Pedri has scored three goals this season, but it is his passing and footwork with the ball that has set him apart. Twice this season, Pedri has produced no-look flicks with the back of his heel to roll the ball behind to set up Lionel Messi for goals. Those moments of majesty instantly draw comparisons to Iniesta, who sent Pedri a message encouraging him to keep working hard when he joined the club.
“The truth is that something must have stuck," Pedri said. "I think I have seen all the videos of (Iniesta) on YouTube. I never missed a game of his, so I guess some of it wears off.

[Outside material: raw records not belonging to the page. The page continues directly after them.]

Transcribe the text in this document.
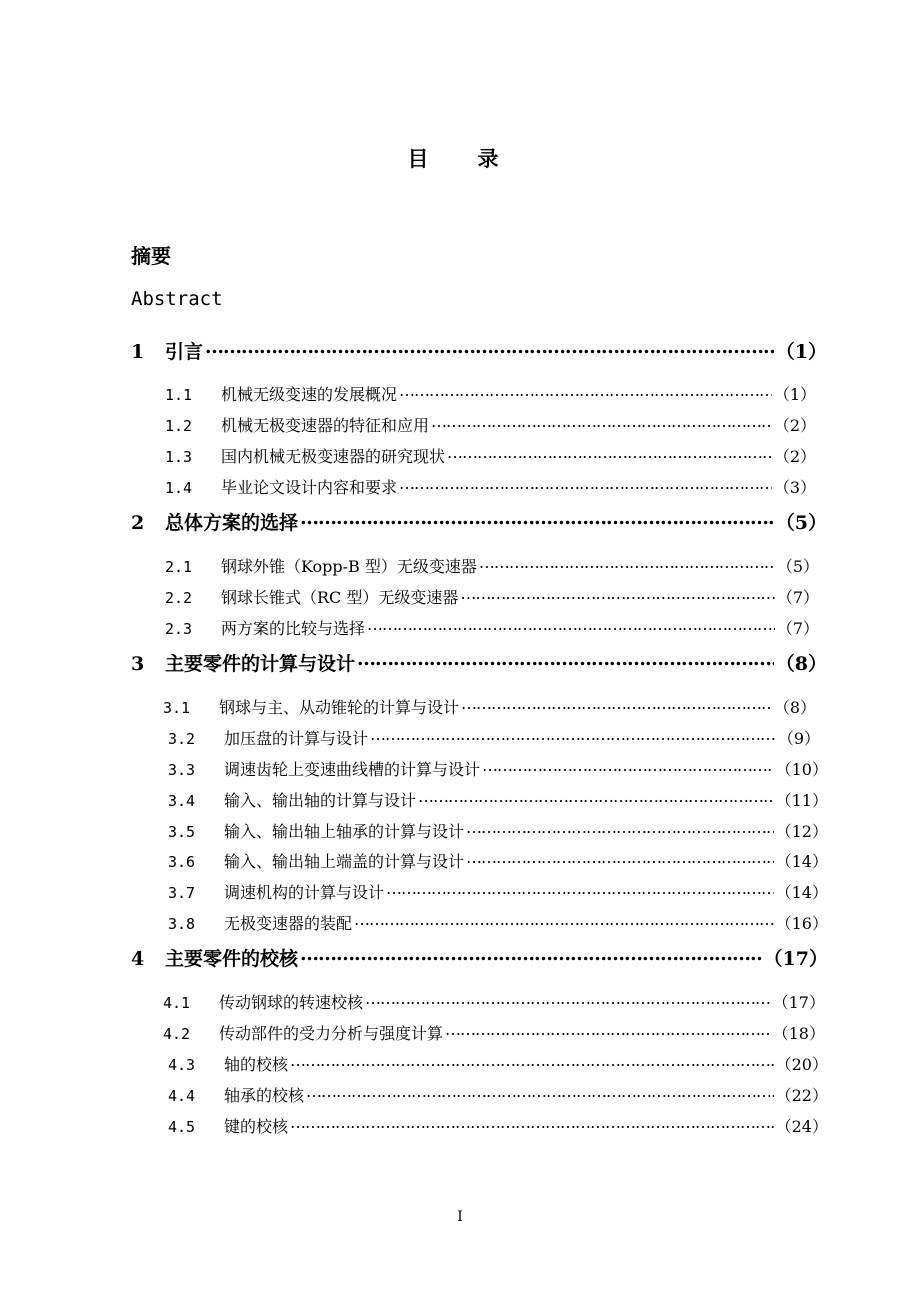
目　录
摘要
Abstract
1	引言 …………………………………………………………………………………………………………………………………………………………………………………………………………………………………………………………………	（1）
1.1	机械无级变速的发展概况 …………………………………………………………………………………………………………………………………………………………………………………………………………………………………………………………………	（1）
1.2	机械无极变速器的特征和应用 …………………………………………………………………………………………………………………………………………………………………………………………………………………………………………………………………	（2）
1.3	国内机械无极变速器的研究现状 …………………………………………………………………………………………………………………………………………………………………………………………………………………………………………………………………	（2）
1.4	毕业论文设计内容和要求 …………………………………………………………………………………………………………………………………………………………………………………………………………………………………………………………………	（3）
2	总体方案的选择 …………………………………………………………………………………………………………………………………………………………………………………………………………………………………………………………………	（5）
2.1	钢球外锥（Kopp-B 型）无级变速器 …………………………………………………………………………………………………………………………………………………………………………………………………………………………………………………………………	（5）
2.2	钢球长锥式（RC 型）无级变速器 …………………………………………………………………………………………………………………………………………………………………………………………………………………………………………………………………	（7）
2.3	两方案的比较与选择 …………………………………………………………………………………………………………………………………………………………………………………………………………………………………………………………………	（7）
3	主要零件的计算与设计 …………………………………………………………………………………………………………………………………………………………………………………………………………………………………………………………………	（8）
3.1	钢球与主、从动锥轮的计算与设计 …………………………………………………………………………………………………………………………………………………………………………………………………………………………………………………………………	（8）
3.2	加压盘的计算与设计 …………………………………………………………………………………………………………………………………………………………………………………………………………………………………………………………………	（9）
3.3	调速齿轮上变速曲线槽的计算与设计 …………………………………………………………………………………………………………………………………………………………………………………………………………………………………………………………………	（10）
3.4	输入、输出轴的计算与设计 …………………………………………………………………………………………………………………………………………………………………………………………………………………………………………………………………	（11）
3.5	输入、输出轴上轴承的计算与设计 …………………………………………………………………………………………………………………………………………………………………………………………………………………………………………………………………	（12）
3.6	输入、输出轴上端盖的计算与设计 …………………………………………………………………………………………………………………………………………………………………………………………………………………………………………………………………	（14）
3.7	调速机构的计算与设计 …………………………………………………………………………………………………………………………………………………………………………………………………………………………………………………………………	（14）
3.8	无极变速器的装配 …………………………………………………………………………………………………………………………………………………………………………………………………………………………………………………………………	（16）
4	主要零件的校核 …………………………………………………………………………………………………………………………………………………………………………………………………………………………………………………………………	（17）
4.1	传动钢球的转速校核 …………………………………………………………………………………………………………………………………………………………………………………………………………………………………………………………………	（17）
4.2	传动部件的受力分析与强度计算 …………………………………………………………………………………………………………………………………………………………………………………………………………………………………………………………………	（18）
4.3	轴的校核 …………………………………………………………………………………………………………………………………………………………………………………………………………………………………………………………………	（20）
4.4	轴承的校核 …………………………………………………………………………………………………………………………………………………………………………………………………………………………………………………………………	（22）
4.5	键的校核 …………………………………………………………………………………………………………………………………………………………………………………………………………………………………………………………………	（24）
I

“Maybe that is something I learned from Andrés, but the truth is that these are things that just happen on the field. If suddenly you hear Leo, you know you have give him the ball because he will create danger and end up scoring like always.”
Impressed by the poise of his teenage teammate, striker Martin Braithwaite described Pedri as “a veteran player in the body of a young player.”
For Pedri, it's just the way he has always played.
“From since I was little I have had this sense of calm, and I always played like that as a boy in Tegueste (his home town), so why would I change at Camp Nou?” Pedri said.
Pedri has been the biggest signing success for a club that has spent about 430 million euros ($512 million) to sign Philippe Coutinho, Antoine Griezmann and Ousmane Dembele in recent years, only to see them not play like top players. During that stretch, Barcelona missed out on other young Spanish talents like Marco Asensio, whose agent had reportedly been in talks with Barcelona until Real Madrid swept in and signed him.
Compared to those gargantuan transfers, Pedri was a complete steal. He cost Barcelona 5 million euros ($6.1 million) in 2019 when he was breaking out for lower-division club Las Palmas on the Canary Islands. Pedri remained on loan at Las Palmas last season before moving to Barcelona with his older brother acting as his chaperone and roommate.
Pedri credits coach Ronald Koeman for his frankness when spoke shortly after they both arrived at Barcelona last year.
“One day he pulled me aside and told me that he did not know much about me, that he had barely seen me play, and that I would have to show him what I can do in practice,” Pedri recalled. “I drew motivation from that. I knew that I had to work as hard as anyone to win my spot.”
Koeman must have immediately liked what he saw from Pedri. While the Dutchman has toyed with his starting lineup, Pedri is the one newcomer that the coach won’t do without.
Pedri leads Barcelona in appearances. Koeman tried him in all midfield and attacking positions except striker until he opted to align him alongside Frenkie de Jong in the interior of his midfield.
“Pedri is showing a level of maturity beyond his years,” Koeman said after Pedri scored one goal and assisted Messi for another in a 3-2 win at Athletic Bilbao on Jan. 6.
Pedri’s on-field chemistry with Messi has many Barcelona fans hoping that he might help convince the Argentine great to stay at the club he is considering leaving after 20 title-packed years. Pedri, however, said that although he hopes Messi won’t leave, it is enough to play with and learn from the club’s all-time greatest player.
“(Messi) gives very valuable advice, on how you have to remained focused, on how to play in the spaces between the defensive and midfield lines,” Pedri said. “On whether he stays or goes, I don’t get involved in that. That is his decision and the only thing we can do is to help him while he is here, and hope that is for many years to come.”